Mamie E. Scurlock, 92, who helped her husband, the late Addison N. Scurlock, a pioneer black photographer, establish a nationally known photographic studio, died Wednesday at a private nursing home in Washington.

Addison Scurlock had photographed the great - Booker T. Washington, scientist Ernest Just, social and political activist Mary Church Terrell, composer Samuel Coleridge-Taylor, poets Paul Laurence Dunbar and Countee Cullen.

At his side, as his administrative assistant, was "Essie" Scurlock, described as a strong, yet quiet woman. She met the many prominent black Americans who came to the Scurlock studio at 9th and U Streets NW.

When she and her husband retired in 1962, the Scurlock Studio was taken over by their two sons, Robert and George. Mr. Scurlock died in 1964.

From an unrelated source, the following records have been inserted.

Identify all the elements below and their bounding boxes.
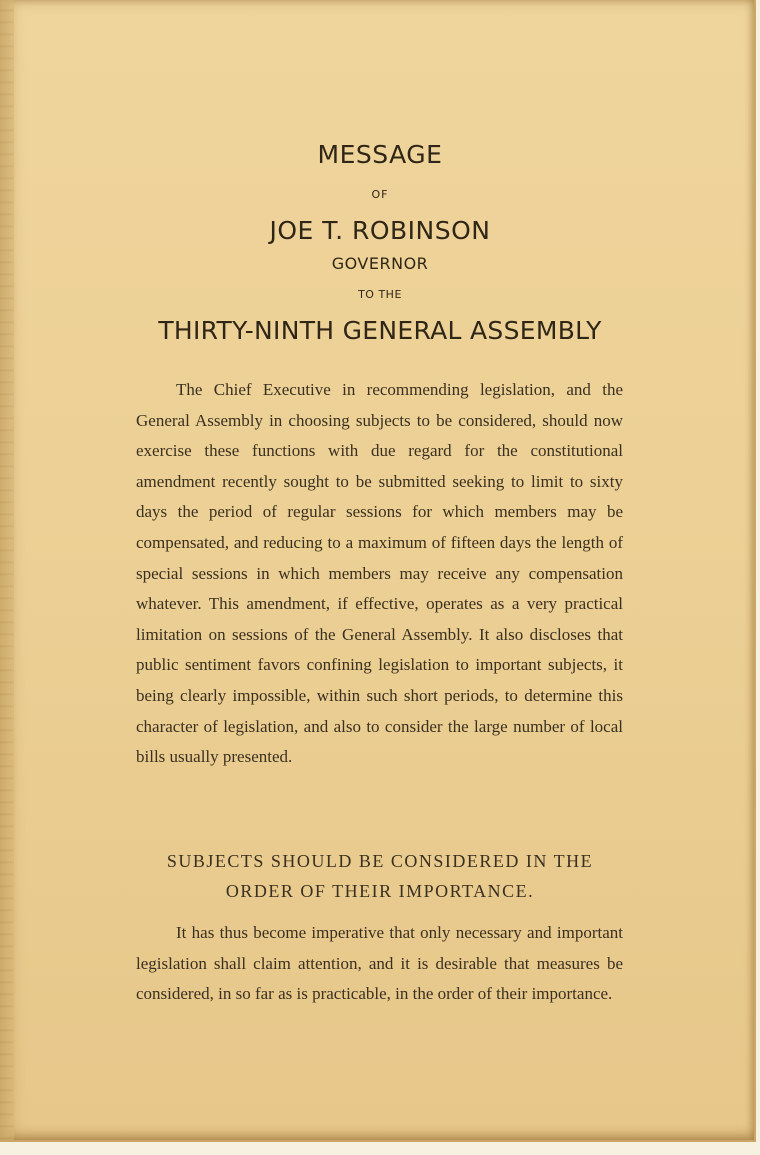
paragraph-importance: It has thus become imperative that only necessary and important legislation shall claim attention, and it is desirable that measures be considered, in so far as is practicable, in the order of their importance. [136, 923, 623, 1004]
heading-governor-title: GOVERNOR [331, 254, 429, 273]
subheading-line-1: SUBJECTS SHOULD BE CONSIDERED IN THE [166, 851, 594, 871]
heading-to-the: TO THE [358, 288, 402, 301]
paragraph-intro: The Chief Executive in recommending legislation, and the General Assembly in choosing subjects to be considered, should now exercise these functions with due regard for the constitutional amendment recently sought to be submitted seeking to limit to sixty days the period of regular sessions for which members may be compensated, and reducing to a maximum of fifteen days the length of special sessions in which members may receive any compensation whatever. This amendment, if effective, operates as a very practical limitation on sessions of the General Assembly. It also discloses that public sentiment favors confining legislation to important subjects, it being clearly impossible, within such short periods, to determine this character of legislation, and also to consider the large number of local bills usually presented. [136, 380, 623, 767]
page-binding-edge [0, 0, 14, 1140]
heading-assembly: THIRTY-NINTH GENERAL ASSEMBLY [158, 316, 602, 345]
heading-governor-name: JOE T. ROBINSON [269, 216, 491, 245]
subheading-line-2: ORDER OF THEIR IMPORTANCE. [225, 881, 535, 901]
heading-of: OF [371, 188, 389, 201]
heading-message: MESSAGE [317, 140, 443, 169]
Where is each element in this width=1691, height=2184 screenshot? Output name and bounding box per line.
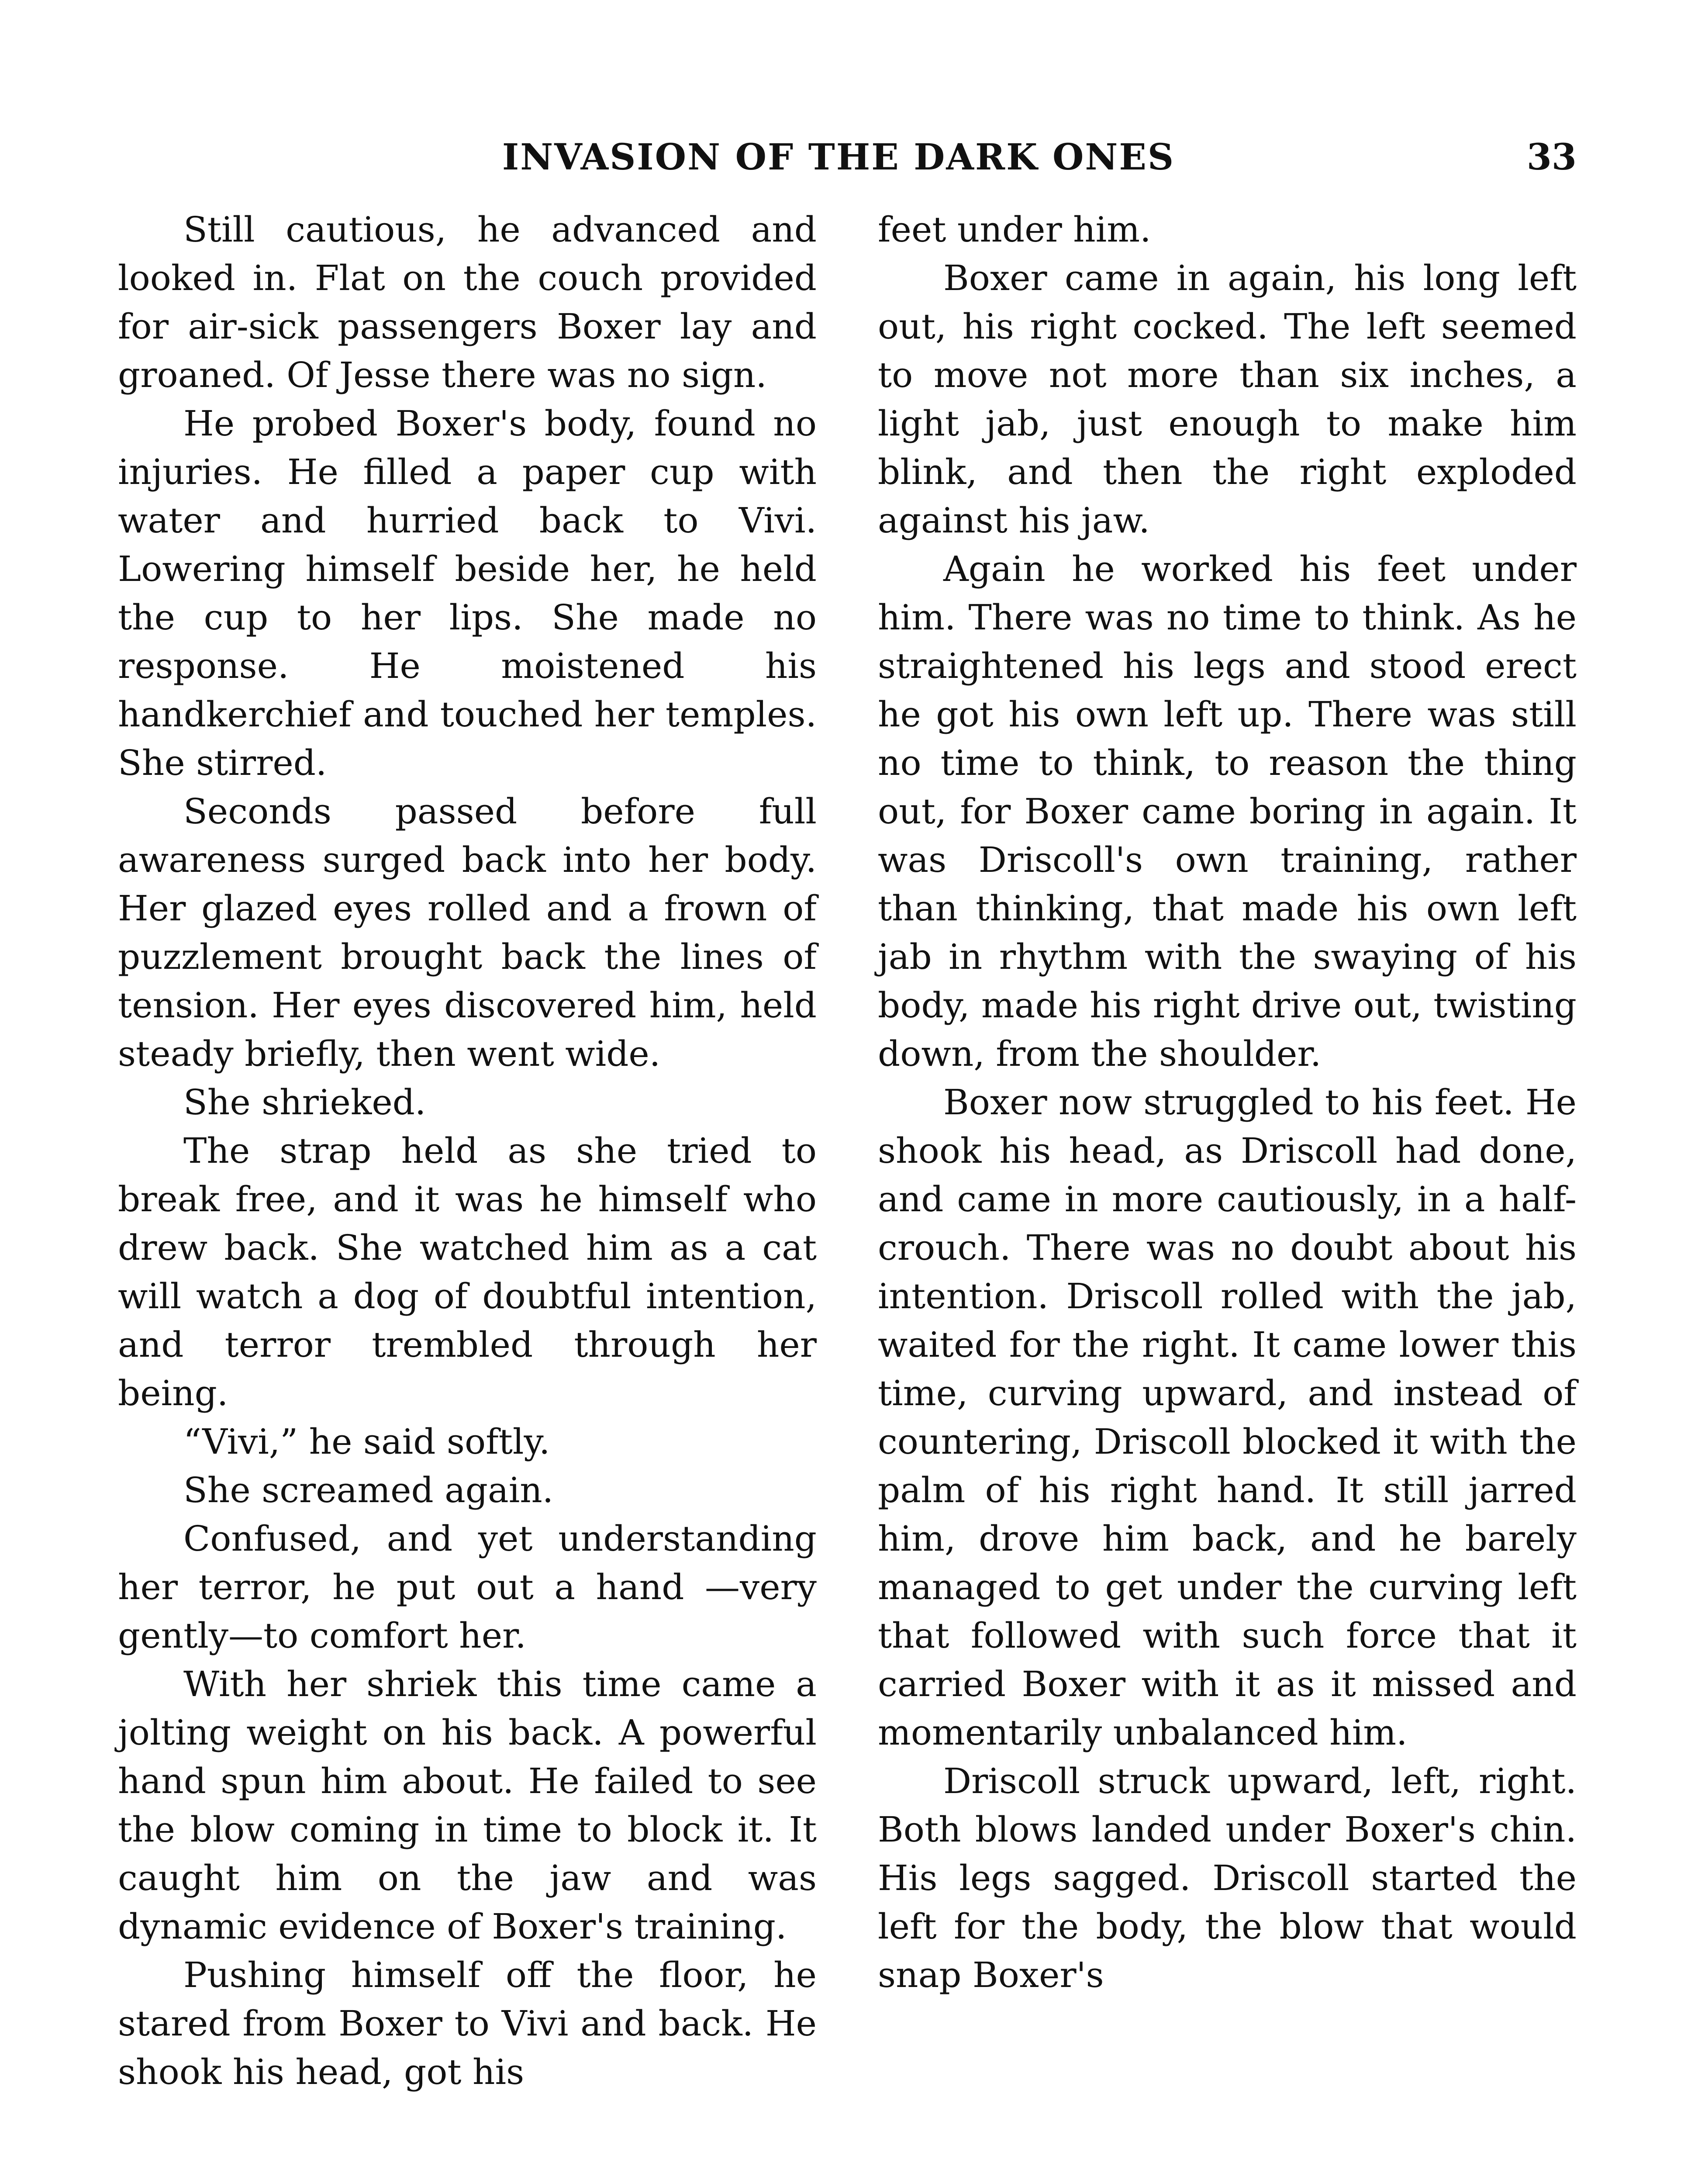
page-number: 33 [1526, 136, 1577, 178]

Today there is a Scurlock studio on Connecticut Avenue NW and a color laboratory on 18th Street NW.

Born in Washington, Mrs. Scurlock was a graduate of the old M Street High School and Miner Normal School. She taught in both the Baltimore and Washington school systems.

She married Addison Scurlock, by then wel lon the road to becoming a noted photographer, in 1912, and gave up teaching to become his associate.

The Scurlock family became an intrinsic part of the Washington scene. Both parents encourage their sons to be creative. Mrs. Scurlock said many years later that she and her husband wanted their children "(to work hard and build up a reputation like we did."

The national reputation of the family firm, one of the oldest black businesses in Washington, has been maintained.

Mrs. Scurlock was active in the Plymouth Congregational Church. She was a charter member of the Herculean Club and the Mus-So-Lit women's auxiliary.

In addition to her two sons, who live in Washington, she is survived by three grandchildren and one great-grandchild.